Certa, porque a Fazenda pode substituir a CDA até a sentença nos embargos, sem poder modificar o sujeito passivo da execução.
- D)A execução fiscal será arquivada de ofício pelo juiz, sendo facultado à Fazenda Pública ajuizar novamente a demanda, com a correção do erro formal.
Errada, porque a execução não deve ser arquivada de ofício por esse motivo; em regra, o vício formal pode ser corrigido pela substituição da CDA.
- E)A execução fiscal é nula, com procedência liminar dos embargos.

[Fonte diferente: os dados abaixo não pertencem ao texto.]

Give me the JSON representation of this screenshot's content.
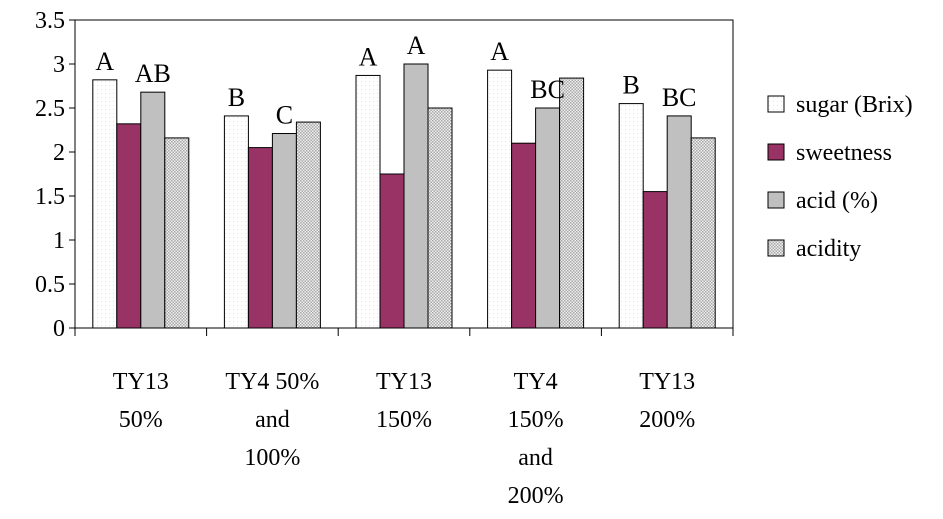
{
  "chart_data": {
    "type": "bar",
    "title": "",
    "xlabel": "",
    "ylabel": "",
    "ylim": [
      0,
      3.5
    ],
    "yticks": [
      "0",
      "0.5",
      "1",
      "1.5",
      "2",
      "2.5",
      "3",
      "3.5"
    ],
    "categories": [
      [
        "TY13",
        "50%"
      ],
      [
        "TY4 50%",
        "and",
        "100%"
      ],
      [
        "TY13",
        "150%"
      ],
      [
        "TY4",
        "150%",
        "and",
        "200%"
      ],
      [
        "TY13",
        "200%"
      ]
    ],
    "series": [
      {
        "name": "sugar (Brix)",
        "color": "#ffffff",
        "pattern": "dots-light",
        "values": [
          2.82,
          2.41,
          2.87,
          2.93,
          2.55
        ]
      },
      {
        "name": "sweetness",
        "color": "#993366",
        "pattern": "solid",
        "values": [
          2.32,
          2.05,
          1.75,
          2.1,
          1.55
        ]
      },
      {
        "name": "acid (%)",
        "color": "#c0c0c0",
        "pattern": "solid",
        "values": [
          2.68,
          2.21,
          3.0,
          2.5,
          2.41
        ]
      },
      {
        "name": "acidity",
        "color": "#d6d6d6",
        "pattern": "checker",
        "values": [
          2.16,
          2.34,
          2.5,
          2.84,
          2.16
        ]
      }
    ],
    "annotations": [
      {
        "category": 0,
        "series": 0,
        "text": "A"
      },
      {
        "category": 0,
        "series": 2,
        "text": "AB"
      },
      {
        "category": 1,
        "series": 0,
        "text": "B"
      },
      {
        "category": 1,
        "series": 2,
        "text": "C"
      },
      {
        "category": 2,
        "series": 0,
        "text": "A"
      },
      {
        "category": 2,
        "series": 2,
        "text": "A"
      },
      {
        "category": 3,
        "series": 0,
        "text": "A"
      },
      {
        "category": 3,
        "series": 2,
        "text": "BC"
      },
      {
        "category": 4,
        "series": 0,
        "text": "B"
      },
      {
        "category": 4,
        "series": 2,
        "text": "BC"
      }
    ],
    "legend_position": "right",
    "grid": false
  }
}
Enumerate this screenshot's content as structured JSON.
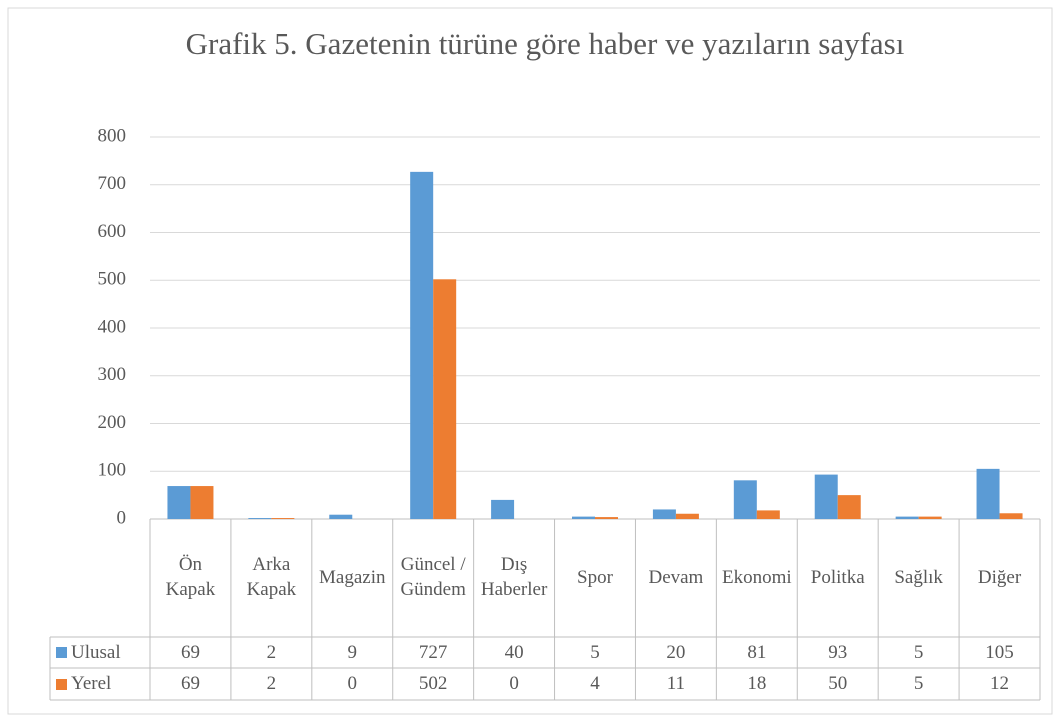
{
  "chart_data": {
    "type": "bar",
    "title": "Grafik 5. Gazetenin türüne göre haber ve yazıların sayfası",
    "categories": [
      "Ön Kapak",
      "Arka Kapak",
      "Magazin",
      "Güncel / Gündem",
      "Dış Haberler",
      "Spor",
      "Devam",
      "Ekonomi",
      "Politka",
      "Sağlık",
      "Diğer"
    ],
    "series": [
      {
        "name": "Ulusal",
        "color": "#5b9bd5",
        "values": [
          69,
          2,
          9,
          727,
          40,
          5,
          20,
          81,
          93,
          5,
          105
        ]
      },
      {
        "name": "Yerel",
        "color": "#ed7d31",
        "values": [
          69,
          2,
          0,
          502,
          0,
          4,
          11,
          18,
          50,
          5,
          12
        ]
      }
    ],
    "ylim": [
      0,
      800
    ],
    "yticks": [
      0,
      100,
      200,
      300,
      400,
      500,
      600,
      700,
      800
    ],
    "grid": true
  }
}
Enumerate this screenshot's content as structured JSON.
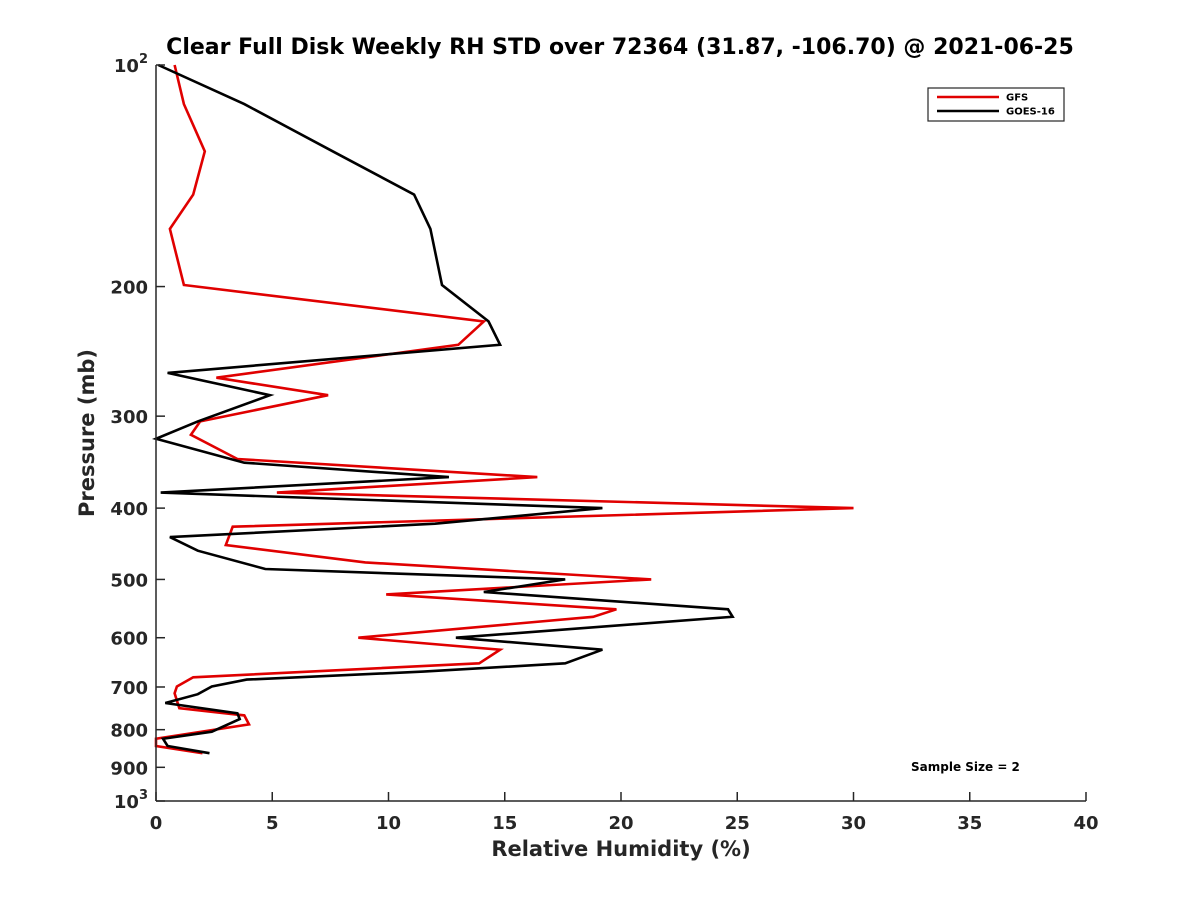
{
  "chart_data": {
    "type": "line",
    "title": "Clear Full Disk Weekly RH STD over 72364 (31.87, -106.70) @ 2021-06-25",
    "xlabel": "Relative Humidity (%)",
    "ylabel": "Pressure (mb)",
    "xlim": [
      0,
      40
    ],
    "ylim": [
      100,
      1000
    ],
    "yscale": "log",
    "y_reversed": true,
    "xticks": [
      "0",
      "5",
      "10",
      "15",
      "20",
      "25",
      "30",
      "35",
      "40"
    ],
    "yticks": [
      {
        "value": 100,
        "base": "10",
        "exp": "2"
      },
      {
        "value": 200,
        "label": "200"
      },
      {
        "value": 300,
        "label": "300"
      },
      {
        "value": 400,
        "label": "400"
      },
      {
        "value": 500,
        "label": "500"
      },
      {
        "value": 600,
        "label": "600"
      },
      {
        "value": 700,
        "label": "700"
      },
      {
        "value": 800,
        "label": "800"
      },
      {
        "value": 900,
        "label": "900"
      },
      {
        "value": 1000,
        "base": "10",
        "exp": "3"
      }
    ],
    "grid": false,
    "legend_position": "top-right",
    "annotation": "Sample Size = 2",
    "series": [
      {
        "name": "GFS",
        "color": "#e00000",
        "x": [
          0.8,
          1.2,
          2.1,
          1.6,
          0.6,
          1.2,
          14.1,
          13.0,
          2.6,
          7.4,
          1.9,
          1.5,
          3.5,
          16.4,
          5.2,
          30.0,
          3.3,
          3.0,
          9.0,
          21.3,
          9.9,
          19.8,
          18.8,
          8.7,
          14.8,
          13.9,
          1.6,
          0.9,
          0.8,
          1.0,
          3.8,
          4.0,
          0.0,
          0.0,
          2.0
        ],
        "y": [
          100,
          113,
          131,
          150,
          167,
          199,
          223,
          240,
          266,
          281,
          305,
          318,
          343,
          363,
          381,
          400,
          424,
          449,
          474,
          500,
          524,
          549,
          562,
          600,
          623,
          650,
          679,
          699,
          714,
          748,
          765,
          787,
          823,
          842,
          861
        ]
      },
      {
        "name": "GOES-16",
        "color": "#000000",
        "x": [
          0.1,
          3.8,
          7.6,
          11.1,
          11.8,
          12.3,
          14.3,
          14.8,
          0.5,
          4.9,
          1.8,
          0.0,
          3.8,
          12.6,
          0.2,
          19.2,
          12.0,
          0.6,
          1.8,
          4.7,
          17.6,
          14.1,
          24.6,
          24.8,
          12.9,
          19.2,
          17.6,
          11.5,
          3.9,
          2.4,
          1.8,
          0.4,
          3.5,
          3.6,
          2.4,
          0.3,
          0.5,
          2.3
        ],
        "y": [
          100,
          113,
          131,
          150,
          167,
          199,
          223,
          240,
          262,
          281,
          305,
          322,
          347,
          363,
          381,
          400,
          420,
          438,
          457,
          484,
          500,
          520,
          549,
          562,
          600,
          623,
          650,
          667,
          684,
          699,
          716,
          736,
          760,
          774,
          805,
          823,
          842,
          861
        ]
      }
    ]
  }
}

Errada, porque erro formal na CDA não gera nulidade automática da execução nem procedência liminar dos embargos.
Gabarito: C
Na execução fiscal, a CDA e o título que sustenta a cobrança. Se ela tiver erro formal ou material que não altere o sujeito passivo, a Fazenda pode pedir sua substituição para corrigir o vício. O ponto importante é o limite temporal: isso pode ocorrer até a prolação da sentença nos embargos à execução, e nao depois. Essa regra evita que um defeito sanável derrube toda a cobrança por puro formalismo, mas também impede surpresa indevida ao executado. A base clássica para isso é a Súmula 392 do STJ: a Fazenda Pública pode substituir a CDA até a sentença de embargos, vedada a modificação do sujeito passivo da execução. Então, se o Município percebeu o erro formal depois da oferta dos embargos, ainda assim pode corrigir, desde que não esteja tentando trocar o devedor ou mudar a relação jurídica executada. Por isso o gabarito é a letra C. Ela traduz exatamente a orientação consolidada: há possibilidade de substituição da certidão, mas com dois freios bem claros, o prazo até a sentença nos embargos e a proibição de alterar o sujeito passivo. Em prova, quando aparecer "erro formal na CDA", pense primeiro em vício sanável, não em anulação automática da execução.